Distribution-Based Score Fusion (DBSF).

DBSF uses z-score normalization (standardization) with mean ± 3σ clipping, then sums the normalized scores. More robust than min-max normalization when score distributions differ significantly or contain outliers.

§Algorithm

For each list:

  1. Compute mean (μ) and standard deviation (σ)
  2. Normalize: z = (score - μ) / σ, clipped to [-3, 3]
  3. Sum normalized z-scores across lists

The ±3σ clipping prevents extreme outliers from dominating the fusion.

§Arguments

  • results_a - First ranked list with scores
  • results_b - Second ranked list with scores

§Returns

Fused ranking sorted by combined z-score (descending). Documents with consistently high z-scores across lists rank highest.

§Example

use rankops::dbsf;

// BM25 scores (high variance, different scale)
let bm25 = vec![("d1", 15.0), ("d2", 12.0), ("d3", 8.0)];

// Dense embedding scores (low variance, different scale)
let dense = vec![("d2", 0.9), ("d3", 0.7), ("d4", 0.5)];

let fused = dbsf(&bm25, &dense);
// Z-scores normalize both lists to comparable scales
// d2 and d3 appear in both lists, so they rank highest

§Performance

Time complexity: O(n log n) where n = total items across all lists. Requires computing mean and std for each list (O(n) per list).
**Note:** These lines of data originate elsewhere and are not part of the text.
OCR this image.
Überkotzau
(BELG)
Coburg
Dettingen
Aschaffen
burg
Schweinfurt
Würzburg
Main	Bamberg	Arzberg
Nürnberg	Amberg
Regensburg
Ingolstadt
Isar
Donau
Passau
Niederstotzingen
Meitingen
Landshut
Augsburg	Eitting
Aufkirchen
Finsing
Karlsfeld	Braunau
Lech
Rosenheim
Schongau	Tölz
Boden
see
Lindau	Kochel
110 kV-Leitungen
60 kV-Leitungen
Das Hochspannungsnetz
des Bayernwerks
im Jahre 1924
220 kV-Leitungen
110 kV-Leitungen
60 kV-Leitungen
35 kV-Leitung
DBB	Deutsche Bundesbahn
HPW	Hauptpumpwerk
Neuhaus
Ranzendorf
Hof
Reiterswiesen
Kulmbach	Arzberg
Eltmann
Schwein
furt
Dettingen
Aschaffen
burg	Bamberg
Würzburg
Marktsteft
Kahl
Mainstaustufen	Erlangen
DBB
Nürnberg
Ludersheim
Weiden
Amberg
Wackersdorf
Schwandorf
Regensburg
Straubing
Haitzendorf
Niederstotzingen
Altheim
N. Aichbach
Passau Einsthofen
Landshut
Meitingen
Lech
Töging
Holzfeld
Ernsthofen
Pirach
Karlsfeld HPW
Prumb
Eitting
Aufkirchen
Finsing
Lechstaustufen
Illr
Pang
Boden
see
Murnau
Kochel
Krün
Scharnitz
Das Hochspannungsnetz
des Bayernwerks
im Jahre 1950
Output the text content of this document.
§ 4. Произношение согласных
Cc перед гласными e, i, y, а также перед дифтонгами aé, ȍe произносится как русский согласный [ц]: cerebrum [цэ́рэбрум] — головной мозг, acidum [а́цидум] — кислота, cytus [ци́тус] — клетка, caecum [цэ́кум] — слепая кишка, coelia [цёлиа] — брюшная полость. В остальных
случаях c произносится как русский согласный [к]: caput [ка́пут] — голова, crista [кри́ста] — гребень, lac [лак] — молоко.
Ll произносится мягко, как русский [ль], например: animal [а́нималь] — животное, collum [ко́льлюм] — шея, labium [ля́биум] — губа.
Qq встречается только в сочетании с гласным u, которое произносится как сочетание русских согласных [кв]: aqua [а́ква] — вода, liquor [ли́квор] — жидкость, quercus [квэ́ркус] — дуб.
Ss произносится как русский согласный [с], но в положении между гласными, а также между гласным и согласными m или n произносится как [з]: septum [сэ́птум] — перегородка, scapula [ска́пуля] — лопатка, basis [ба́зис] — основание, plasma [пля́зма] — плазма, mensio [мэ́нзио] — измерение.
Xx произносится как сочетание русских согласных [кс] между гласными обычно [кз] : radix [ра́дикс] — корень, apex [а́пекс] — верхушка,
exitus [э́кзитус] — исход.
For typical workloads (100-1000 items per list), fusion completes in <1ms.

§When to Use

  • ✅ Score distributions differ significantly (BM25: 0-100, embeddings: 0-1)
  • ✅ Outliers are present (z-score clipping handles them)
  • ✅ Need robust normalization (more robust than min-max)

§When NOT to Use

  • ❌ Score scales are similar (use combsum for simplicity)
  • ❌ Need configurable clipping (use standardized with custom range)
  • ❌ Unknown score scales (use RRF to avoid normalization)

§Trade-offs vs CombSUM

  • Robustness: More robust to outliers (z-score vs min-max)
  • Complexity: Slightly more complex (requires mean/std computation)
  • Clipping: Fixed [-3, 3] range (use standardized for custom range)

§Differences from Standardized

  • DBSF uses fixed [-3, 3] clipping
  • Standardized allows configurable clipping range
  • Both use the same z-score approach